The orders, known as radiograms, showed the Maduro regime fears the rise of rebel groups similar to that of Oscar Pérez, a police officer who organized and armed a group of active and retired police and military officers before he was killed in January 2018 by government forces that rejected his offer to surrender peacefully.

The regime announced last week that it had broken up a similar rebel group.

Interior Minister Néstor Reverol said members captured included retired military officers who joined a terrorist group to arrange for logistics and more recruits to later launch a campaign of “selective assassinations” of senior government officials.

The regime also announced the capture last week of retired Col.
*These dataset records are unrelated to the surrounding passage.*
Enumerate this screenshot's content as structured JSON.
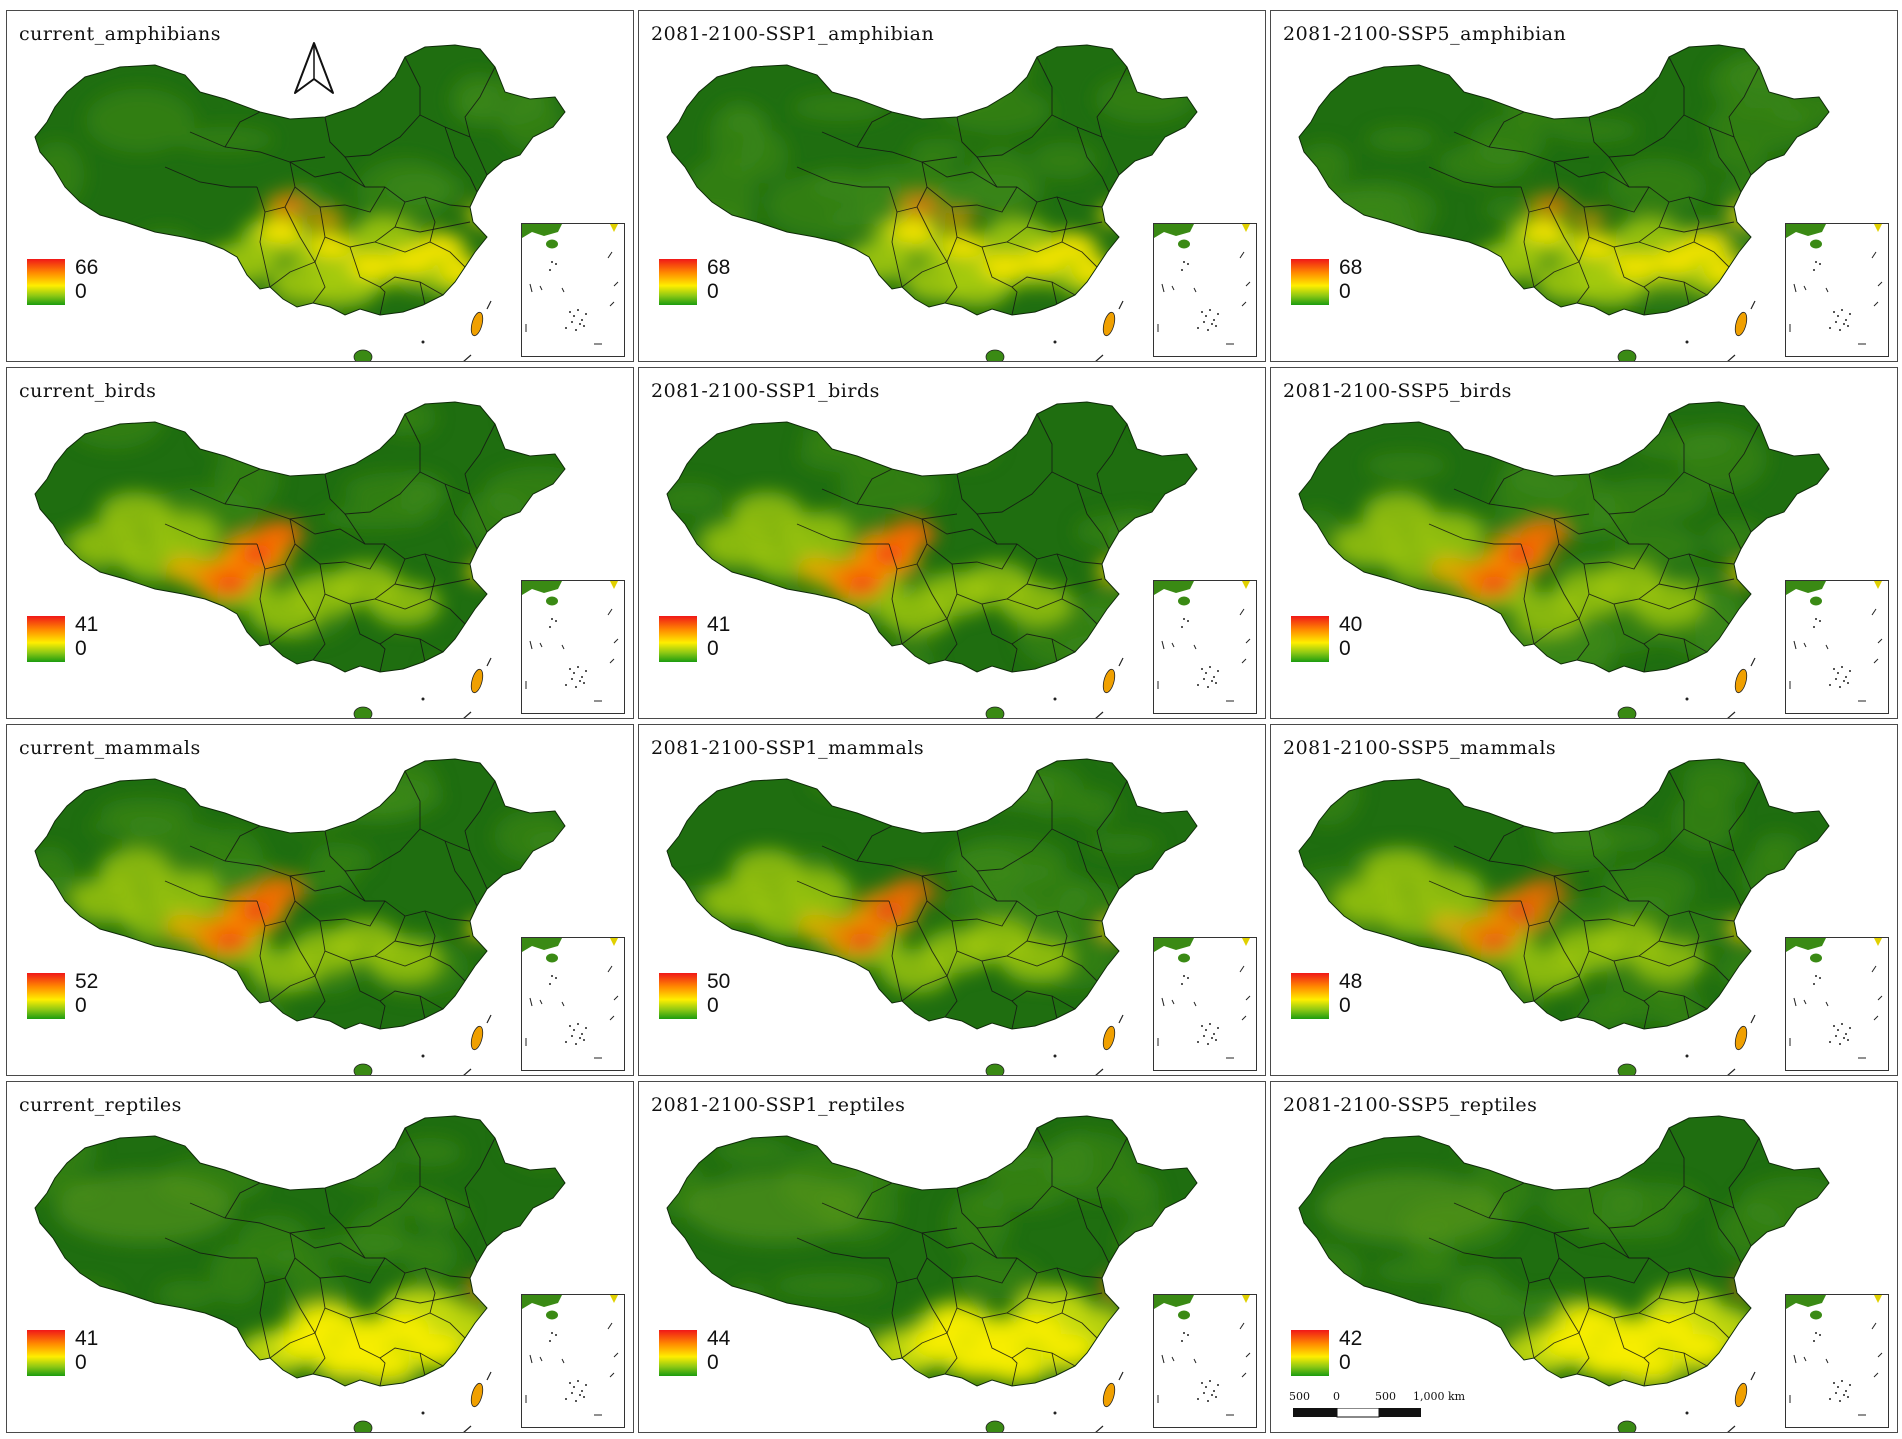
{
  "panels": [
    {
      "title": "current_amphibians",
      "legend": {
        "max": "66",
        "min": "0"
      },
      "hotspot": 0.8,
      "spread": "south"
    },
    {
      "title": "2081-2100-SSP1_amphibian",
      "legend": {
        "max": "68",
        "min": "0"
      },
      "hotspot": 0.75,
      "spread": "south"
    },
    {
      "title": "2081-2100-SSP5_amphibian",
      "legend": {
        "max": "68",
        "min": "0"
      },
      "hotspot": 0.7,
      "spread": "south"
    },
    {
      "title": "current_birds",
      "legend": {
        "max": "41",
        "min": "0"
      },
      "hotspot": 1.0,
      "spread": "central"
    },
    {
      "title": "2081-2100-SSP1_birds",
      "legend": {
        "max": "41",
        "min": "0"
      },
      "hotspot": 1.0,
      "spread": "central"
    },
    {
      "title": "2081-2100-SSP5_birds",
      "legend": {
        "max": "40",
        "min": "0"
      },
      "hotspot": 0.95,
      "spread": "central"
    },
    {
      "title": "current_mammals",
      "legend": {
        "max": "52",
        "min": "0"
      },
      "hotspot": 0.95,
      "spread": "central"
    },
    {
      "title": "2081-2100-SSP1_mammals",
      "legend": {
        "max": "50",
        "min": "0"
      },
      "hotspot": 0.85,
      "spread": "central"
    },
    {
      "title": "2081-2100-SSP5_mammals",
      "legend": {
        "max": "48",
        "min": "0"
      },
      "hotspot": 0.8,
      "spread": "central"
    },
    {
      "title": "current_reptiles",
      "legend": {
        "max": "41",
        "min": "0"
      },
      "hotspot": 0.3,
      "spread": "southeast"
    },
    {
      "title": "2081-2100-SSP1_reptiles",
      "legend": {
        "max": "44",
        "min": "0"
      },
      "hotspot": 0.35,
      "spread": "southeast"
    },
    {
      "title": "2081-2100-SSP5_reptiles",
      "legend": {
        "max": "42",
        "min": "0"
      },
      "hotspot": 0.35,
      "spread": "southeast"
    }
  ],
  "scale_bar": {
    "labels": [
      "500",
      "0",
      "500",
      "1,000 km"
    ]
  },
  "colors": {
    "low": "#1c6b0e",
    "mid": "#ffee00",
    "high": "#f01818",
    "boundary": "#1a1a1a"
  },
  "north_arrow": "north-arrow-icon"
}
Oswaldo García Palomo, accused of participating in at least one plot to topple Maduro.

Maduro’s doubts about the loyalty of his armed forces have been growing since he was sworn in to a second presidential term Jan. 10, ignoring broad complaints that his election was fraudulent and warnings from the international community that he would not be recognized as the legitimate leader of Venezuela.

His troubles increased two weeks later after Juan Guaidó, then president of the opposition-controlled National Assembly, swore himself in as interim president. Guaidó argued that the electoral fraud meant that the post of Venezuelan president was vacant and that the country’s constitution calls for it to be filled by the National Assembly president until new elections are held.

Like a growing list of nations, recent polls indicate that the majority of Venezuelans reject the legitimacy of Maduro’s new presidential term.

A poll by the Meganalisis firm published last week showed that only 4.1 percent of Venezuelans accept Maduro as the legitimate president, while 84.6 percent support Guaidó

Over the weekend, Maj. Gen. Esteban Yánez Rodríguez, air force director of strategic planning, became the highest ranking active-duty officer to back Guaidó. He posted a video recognizing Guaidó as the legitimate president of Venezuela.

Yánez’ statement is significant because he’s part of the high military command, said José Colina, a retired National Guard lieutenant who maintains contact with active-duty officers from his home in Miami.

“He’s the first member of that hierarchy to speak out from inside the country. He went into hiding immediately, but he’s an example for other officers who might be thinking of taking the same path,” said Colina.

The fact that an officer so close to the top decided to publicly break with Maduro strengthens the perception that the regime has entered a stage where its survival is unsustainable, he added.

“When an officer of his caliber takes that step, it’s because he’s seeing that a break is imminent,” Colina said. “He takes that step because what he’s seeing within the armed forces and within the country is telling him that Maduro is on his way out.”

U.S. officials are also directing those kinds of pronouncements toward the military.

“To the elite in the Military, the majority of whom do not support Nicolás Maduro, and are looking at each other wondering, well, who is going to go first? Understand that there are many of those in the top that are already sending their families away. And they will be the first ones gone,” Florida Republican Sen. Marco Rubio said last week during a gathering with the Venezuelan community in Doral in a message clearly directed to the Venezuelan armed forces.

“You are going to wake up one morning to the news that Nicolás Maduro and Diosdado Cabello (the regime’s No. 2) and all these other people have left and you are going to be stuck behind, don’t let that happen, take the step that you must now,” Rubio said. “Don’t let that happen to you. Take the steps now that you must take to recover and restore the dignity of this great nation.”